"Roma senza il Papa. La Repubblica romana del 1849" di Giuseppe Monsagrati

Scritto da  Lunedì, 19 Gennaio 2015 

Mercoledì 21 gennaio 2015, alle ore 17.00, presso la Biblioteca di storia moderna e contemporanea (Palazzo Mattei di Giove - Via Michelangelo Caetani 32, Roma), verrà presentato il volume di Giuseppe Monsagrati, Roma senza il Papa. La Repubblica romana del 1849 (Laterza, 2014). Intervengono: Marco De Nicolò, Daniela Felisini, Daniele Fiorentino. Coordina: Lauro Rossi.

Roma 1849. Incalzato dal ribellismo dei sudditi, papa Pio IX si rifugia a Gaeta e chiede l’intervento armato delle potenze cattoliche per tornare sul trono. Nel frattempo lo Stato papale si trasforma: a gennaio chiama al voto l’elettorato maschile e convoca l’assemblea costituente. Il 9 febbraio i deputati appena eletti proclamano la nascita della Repubblica romana. È un’esperienza di democrazia avanzata, che chiama a raccolta tutti i maggiori esponenti del patriottismo italiano, impegnando nella difesa volontari delle più varie tendenze ideologiche e delle più diverse provenienze geografiche. A tenerli insieme è la personalità di alcuni capi: Mazzini, per ciò che concerne il profilo politico, Garibaldi e Pisacane per l’organizzazione militare, Mameli come espressione dell’ansia di rinnovamento dell’ultima generazione. Benché raccontata tante volte dai contemporanei e fatta oggetto di molte ricerche storiche, la Repubblica romana del ’49 ha sempre qualcosa di nuovo da dire. La si è vista spesso nella sua dimensione locale, ma è la natura stessa di sede del cattolicesimo universale a metterla al centro degli interessi internazionali. Considerata come un esempio circoscritto dello spirito di rivolta dei popoli dello Stato pontificio, offre invece un punto di raccolta a rivoluzionari anche stranieri, esprime con la sua Costituzione una rilevante sapienza giuridica e propone forme nuove di violenza urbana, senza escludere le donne, chiamate per la prima volta a una presenza non solo simbolica nelle fasi più cruente della lotta. È ricerca di una patria, ma è soprattutto aspirazione alla libertà. E nuovo è anche il riformismo sociale che caratterizza l’attività di governo, causa non ultima della risolutezza con cui le potenze europee, perfino quelle non cattoliche, accettano la repressione.

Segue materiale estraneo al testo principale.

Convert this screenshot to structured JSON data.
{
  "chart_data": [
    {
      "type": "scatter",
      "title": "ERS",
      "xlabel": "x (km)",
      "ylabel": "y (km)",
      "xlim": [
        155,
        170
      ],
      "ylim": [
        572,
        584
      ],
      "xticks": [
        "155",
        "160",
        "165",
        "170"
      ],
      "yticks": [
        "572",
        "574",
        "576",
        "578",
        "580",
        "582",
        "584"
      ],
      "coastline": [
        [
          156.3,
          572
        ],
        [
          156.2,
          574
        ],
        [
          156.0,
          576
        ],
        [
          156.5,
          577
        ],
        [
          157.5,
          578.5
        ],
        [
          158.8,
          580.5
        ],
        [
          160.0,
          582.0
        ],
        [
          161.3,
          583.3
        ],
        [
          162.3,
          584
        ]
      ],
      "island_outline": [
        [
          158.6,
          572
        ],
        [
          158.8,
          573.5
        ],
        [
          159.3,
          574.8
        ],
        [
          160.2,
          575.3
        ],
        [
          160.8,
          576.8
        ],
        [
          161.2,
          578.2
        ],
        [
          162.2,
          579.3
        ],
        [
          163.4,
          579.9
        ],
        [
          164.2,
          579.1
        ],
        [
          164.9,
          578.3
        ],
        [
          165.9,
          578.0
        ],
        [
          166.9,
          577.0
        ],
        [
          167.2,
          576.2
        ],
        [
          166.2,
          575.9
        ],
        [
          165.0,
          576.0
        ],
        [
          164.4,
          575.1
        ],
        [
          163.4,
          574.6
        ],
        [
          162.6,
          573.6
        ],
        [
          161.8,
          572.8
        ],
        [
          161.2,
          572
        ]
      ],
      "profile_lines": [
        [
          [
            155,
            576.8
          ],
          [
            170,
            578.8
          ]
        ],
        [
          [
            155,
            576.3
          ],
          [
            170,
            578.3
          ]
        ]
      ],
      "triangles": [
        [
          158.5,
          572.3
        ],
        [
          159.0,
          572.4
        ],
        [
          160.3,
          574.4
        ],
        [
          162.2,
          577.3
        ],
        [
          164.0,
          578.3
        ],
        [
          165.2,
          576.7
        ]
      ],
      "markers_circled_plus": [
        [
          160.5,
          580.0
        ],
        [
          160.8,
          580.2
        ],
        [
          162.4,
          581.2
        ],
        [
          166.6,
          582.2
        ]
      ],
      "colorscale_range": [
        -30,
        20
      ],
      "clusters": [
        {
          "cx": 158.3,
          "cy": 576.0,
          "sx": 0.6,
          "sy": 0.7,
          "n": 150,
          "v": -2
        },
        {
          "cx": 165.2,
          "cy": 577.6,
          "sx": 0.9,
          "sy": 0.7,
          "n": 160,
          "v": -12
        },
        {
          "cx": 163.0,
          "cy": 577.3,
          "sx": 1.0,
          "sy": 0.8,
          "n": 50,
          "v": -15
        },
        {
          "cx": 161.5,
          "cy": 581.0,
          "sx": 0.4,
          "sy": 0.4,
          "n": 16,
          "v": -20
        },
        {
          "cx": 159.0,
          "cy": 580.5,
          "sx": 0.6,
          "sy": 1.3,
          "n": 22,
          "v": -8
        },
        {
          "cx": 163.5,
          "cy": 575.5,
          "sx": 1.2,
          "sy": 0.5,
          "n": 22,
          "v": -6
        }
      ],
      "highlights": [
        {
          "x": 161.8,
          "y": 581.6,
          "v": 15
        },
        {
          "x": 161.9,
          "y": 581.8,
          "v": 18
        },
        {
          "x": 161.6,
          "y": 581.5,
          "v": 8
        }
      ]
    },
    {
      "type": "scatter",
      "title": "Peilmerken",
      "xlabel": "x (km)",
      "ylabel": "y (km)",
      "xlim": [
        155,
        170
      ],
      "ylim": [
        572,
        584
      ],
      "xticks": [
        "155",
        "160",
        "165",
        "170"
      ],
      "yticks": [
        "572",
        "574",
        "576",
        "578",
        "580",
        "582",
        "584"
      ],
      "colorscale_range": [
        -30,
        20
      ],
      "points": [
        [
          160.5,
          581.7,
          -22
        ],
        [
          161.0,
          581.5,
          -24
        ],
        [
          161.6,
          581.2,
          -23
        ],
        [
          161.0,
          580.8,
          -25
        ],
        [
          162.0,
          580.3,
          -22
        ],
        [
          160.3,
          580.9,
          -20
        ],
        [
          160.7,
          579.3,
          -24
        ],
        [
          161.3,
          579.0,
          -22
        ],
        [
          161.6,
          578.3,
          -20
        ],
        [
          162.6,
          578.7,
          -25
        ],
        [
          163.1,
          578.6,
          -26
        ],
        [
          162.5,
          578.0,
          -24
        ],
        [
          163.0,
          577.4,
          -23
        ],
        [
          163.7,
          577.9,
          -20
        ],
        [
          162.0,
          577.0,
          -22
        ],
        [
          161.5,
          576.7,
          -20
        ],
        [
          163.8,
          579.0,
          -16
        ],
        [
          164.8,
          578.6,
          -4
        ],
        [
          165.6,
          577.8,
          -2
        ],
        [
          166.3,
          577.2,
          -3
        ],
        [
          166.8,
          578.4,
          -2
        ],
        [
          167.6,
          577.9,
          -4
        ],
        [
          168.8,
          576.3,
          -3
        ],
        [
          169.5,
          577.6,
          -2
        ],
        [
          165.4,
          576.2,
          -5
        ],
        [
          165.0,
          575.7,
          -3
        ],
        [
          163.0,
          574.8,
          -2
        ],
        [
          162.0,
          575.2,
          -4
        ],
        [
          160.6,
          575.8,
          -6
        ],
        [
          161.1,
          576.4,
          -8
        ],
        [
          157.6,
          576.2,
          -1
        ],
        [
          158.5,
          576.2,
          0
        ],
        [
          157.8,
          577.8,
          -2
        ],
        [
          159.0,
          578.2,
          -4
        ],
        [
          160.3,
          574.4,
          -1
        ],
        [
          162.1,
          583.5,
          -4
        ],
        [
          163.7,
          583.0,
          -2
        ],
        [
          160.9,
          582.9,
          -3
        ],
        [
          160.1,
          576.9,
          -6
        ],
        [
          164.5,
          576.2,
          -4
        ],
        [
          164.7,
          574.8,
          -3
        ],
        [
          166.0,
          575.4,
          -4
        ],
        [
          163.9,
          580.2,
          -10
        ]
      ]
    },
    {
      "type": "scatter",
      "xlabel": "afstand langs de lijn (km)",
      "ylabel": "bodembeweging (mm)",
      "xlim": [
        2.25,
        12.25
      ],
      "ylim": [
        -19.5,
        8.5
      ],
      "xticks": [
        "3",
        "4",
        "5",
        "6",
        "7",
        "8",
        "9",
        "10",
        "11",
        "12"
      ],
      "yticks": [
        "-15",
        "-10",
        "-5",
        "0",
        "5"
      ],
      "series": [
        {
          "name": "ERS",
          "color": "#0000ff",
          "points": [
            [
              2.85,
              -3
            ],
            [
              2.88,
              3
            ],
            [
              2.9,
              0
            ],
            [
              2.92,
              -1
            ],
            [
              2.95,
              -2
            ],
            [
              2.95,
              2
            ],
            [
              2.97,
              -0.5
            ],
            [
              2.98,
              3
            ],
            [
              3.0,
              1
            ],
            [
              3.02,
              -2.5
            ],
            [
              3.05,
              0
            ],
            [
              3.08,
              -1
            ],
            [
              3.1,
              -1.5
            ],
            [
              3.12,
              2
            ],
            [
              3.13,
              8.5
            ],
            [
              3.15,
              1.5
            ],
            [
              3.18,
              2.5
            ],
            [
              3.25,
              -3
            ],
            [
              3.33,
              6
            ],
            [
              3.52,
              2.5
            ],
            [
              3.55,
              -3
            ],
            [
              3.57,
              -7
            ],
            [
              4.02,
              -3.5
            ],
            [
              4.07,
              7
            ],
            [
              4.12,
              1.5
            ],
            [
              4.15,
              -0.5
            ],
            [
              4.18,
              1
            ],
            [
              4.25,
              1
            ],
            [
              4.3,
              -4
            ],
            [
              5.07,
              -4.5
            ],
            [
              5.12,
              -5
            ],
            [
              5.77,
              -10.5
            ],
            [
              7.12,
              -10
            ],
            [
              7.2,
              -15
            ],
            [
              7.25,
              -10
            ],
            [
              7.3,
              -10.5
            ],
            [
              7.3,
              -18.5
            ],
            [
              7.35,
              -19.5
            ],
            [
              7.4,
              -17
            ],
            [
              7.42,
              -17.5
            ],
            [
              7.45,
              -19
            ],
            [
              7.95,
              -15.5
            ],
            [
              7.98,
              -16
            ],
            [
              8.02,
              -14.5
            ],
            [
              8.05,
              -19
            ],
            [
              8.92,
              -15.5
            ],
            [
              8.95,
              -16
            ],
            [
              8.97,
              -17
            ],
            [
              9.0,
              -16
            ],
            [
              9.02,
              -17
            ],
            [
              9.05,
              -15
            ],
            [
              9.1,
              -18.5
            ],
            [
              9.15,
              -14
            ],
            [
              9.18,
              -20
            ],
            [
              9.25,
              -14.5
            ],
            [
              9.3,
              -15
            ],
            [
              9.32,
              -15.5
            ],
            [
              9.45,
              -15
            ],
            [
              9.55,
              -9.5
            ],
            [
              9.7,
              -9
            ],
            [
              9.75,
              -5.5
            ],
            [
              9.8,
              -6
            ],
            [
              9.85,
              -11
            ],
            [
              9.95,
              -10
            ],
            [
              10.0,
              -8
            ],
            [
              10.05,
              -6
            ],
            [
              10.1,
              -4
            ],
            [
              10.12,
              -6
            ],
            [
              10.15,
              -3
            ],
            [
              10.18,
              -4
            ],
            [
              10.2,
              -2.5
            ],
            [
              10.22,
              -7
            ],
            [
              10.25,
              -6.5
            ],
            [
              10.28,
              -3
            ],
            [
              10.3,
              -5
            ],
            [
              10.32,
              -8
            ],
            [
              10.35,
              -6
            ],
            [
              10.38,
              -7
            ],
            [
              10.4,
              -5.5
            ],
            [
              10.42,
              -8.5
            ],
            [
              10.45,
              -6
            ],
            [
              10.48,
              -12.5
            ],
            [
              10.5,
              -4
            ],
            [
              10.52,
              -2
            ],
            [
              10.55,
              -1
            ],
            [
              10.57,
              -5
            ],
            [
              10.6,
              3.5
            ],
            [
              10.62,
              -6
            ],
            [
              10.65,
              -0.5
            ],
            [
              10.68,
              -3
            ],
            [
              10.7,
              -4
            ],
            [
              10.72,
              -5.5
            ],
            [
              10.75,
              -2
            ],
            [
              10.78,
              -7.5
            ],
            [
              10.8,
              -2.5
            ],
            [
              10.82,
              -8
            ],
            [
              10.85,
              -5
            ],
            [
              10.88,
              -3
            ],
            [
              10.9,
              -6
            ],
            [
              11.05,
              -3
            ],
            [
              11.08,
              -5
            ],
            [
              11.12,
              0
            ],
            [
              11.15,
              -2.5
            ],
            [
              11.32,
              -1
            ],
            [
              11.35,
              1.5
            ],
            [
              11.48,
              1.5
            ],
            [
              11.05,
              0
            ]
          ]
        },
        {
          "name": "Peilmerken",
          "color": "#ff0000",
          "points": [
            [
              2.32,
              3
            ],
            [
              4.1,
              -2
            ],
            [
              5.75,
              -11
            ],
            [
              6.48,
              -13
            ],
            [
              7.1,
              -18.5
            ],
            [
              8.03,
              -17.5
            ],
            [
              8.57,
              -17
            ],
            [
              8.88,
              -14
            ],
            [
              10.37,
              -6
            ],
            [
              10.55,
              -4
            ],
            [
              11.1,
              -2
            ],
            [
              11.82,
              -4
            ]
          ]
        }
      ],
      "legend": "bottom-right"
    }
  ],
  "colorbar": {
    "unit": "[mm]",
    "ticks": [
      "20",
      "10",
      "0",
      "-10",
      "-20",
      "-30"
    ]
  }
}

Giuseppe Monsagrati già docente di Storia del Risorgimento nell’Università Sapienza di Roma, è attualmente professore a contratto presso la Facoltà di Scienze politiche dell’Università Roma Tre e nella Facoltà di Lettere di Uninettuno. È autore di monografie, tra le quali Mazzini (Firenze 1995) e Verso l’Unità d’Italia. Enrico Cosenz (Latina 2011), e ha curato i volumi IX, X e XI dell’Epistolario di Giuseppe Garibaldi (Roma 1992, 1997 e 2002) e Mazzini. Vita, avventure e pensiero di un italiano europeo (con A. Villari, Cinisello Balsamo 2012). Ha inoltre collaborato ed è stato redattore del Dizionario biografico degli Italiani (Treccani), nel quale ha pubblicato i profili di molti personaggi di rilievo nell’Italia pre e post-unitaria.

Marco De Nicolò è docente di Storia contemporanea presso l’Università di Cassino.

Daniela Felisini insegna Storia economica all’Università Tor Vergata di Roma.

Daniele Fiorentino insegna Storia degli Stati Uniti all'Università Roma Tre.

Lauro Rossi è responsabile dei Fondi storici della Biblioteca di storia moderna e contemporanea e studioso dell'Italia fra sette e ottocento.